Jack Pan

Phase 2: what counts as ground truth

· 4 min read

The Phase-1 overview ended with “Phase 2 is where the human verifications loop back into the model”. This is the first piece of Phase 2: deciding which parts of the human verifications you actually trust as labels.

The trap

A Label Studio export contains everything LS knows about every task — including:

  • Pre-annotations the model wrote and nobody touched
  • Annotations the labeler started and then cancelled
  • Annotations marked submitted by a labeler
  • Annotations from tasks skipped because the labeler couldn’t decide

If you fine-tune on all of it, two things happen:

  1. The “untouched” pre-annotations are the model’s own predictions. Training on them is self-distillation with no error signal. The model gets more confident about whatever it was already wrong about.
  2. The skipped tasks are the hard cases. Excluding them from training means the model never sees the cases it most needed to learn.

Both pull the model in the wrong direction. The first one harder than the second.

The filters worth running

Before any frame becomes a training sample, it has to pass:

def is_ground_truth(annotation, task):
    if annotation.was_cancelled:
        return False
    if not annotation.submitted_at:
        return False                       # draft, never submitted
    if not task.is_labeled:
        return False                       # task as a whole not done
    if task.was_skipped:
        return False                       # labeler explicitly opted out
    return True

That handles the trap above.

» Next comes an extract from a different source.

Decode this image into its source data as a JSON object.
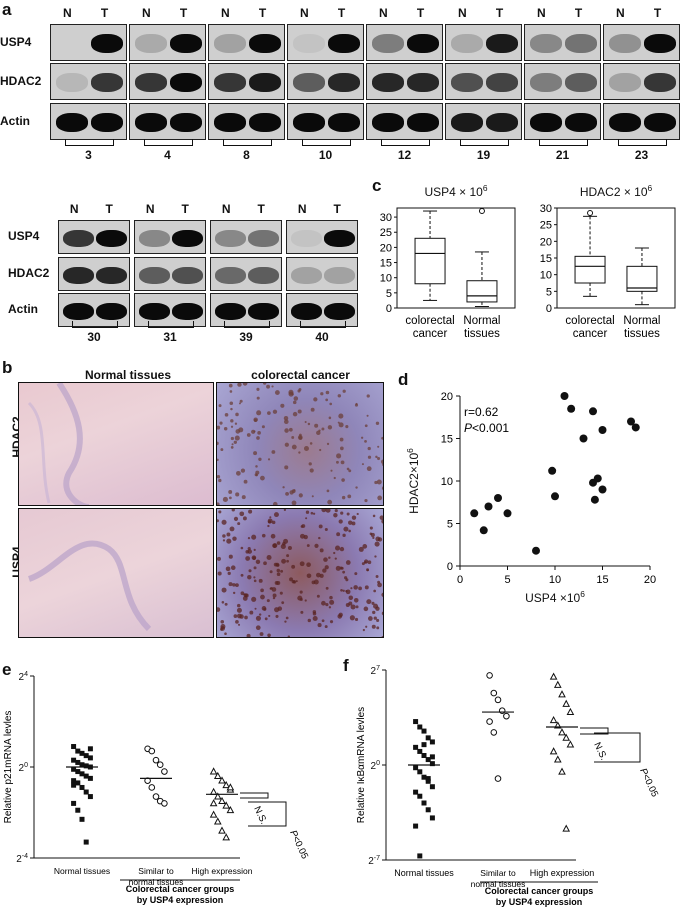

The harder filter is two-person agreement.

The trust gradient

Different projects produce different qualities of label, even with the same labeler:

ProjectWhat’s labeledPer-frame trustFailure mode
Aaction timeline (video)mediumsegment boundaries fuzz by ±2-3 frames
Bhand keypoints + obj bbox (per frame)highmostly accept or drag a single point
Cbody pose (per frame)highsame

Project B and C corrections are dense pixel-level work. The labeler is correcting one frame and seeing it independently. Per-frame trust is high.

Project A corrections are sparse. A 2-minute video has maybe 8 action segments; “approach starts at frame 423” is a single decision per segment. Boundary fuzz is real — different labelers will pick frame 421 vs 425 for the same approach. Per-frame trust on the boundary frames is medium at best.

What to do with this:

  • For Project A training, weight the center of each segment higher than the boundary frames. A label that says “frames 423-512 = approach” is mostly correct in the middle, fuzzy at the ends.
  • For Project B/C training, treat the frame as is. The signal is dense and per-frame.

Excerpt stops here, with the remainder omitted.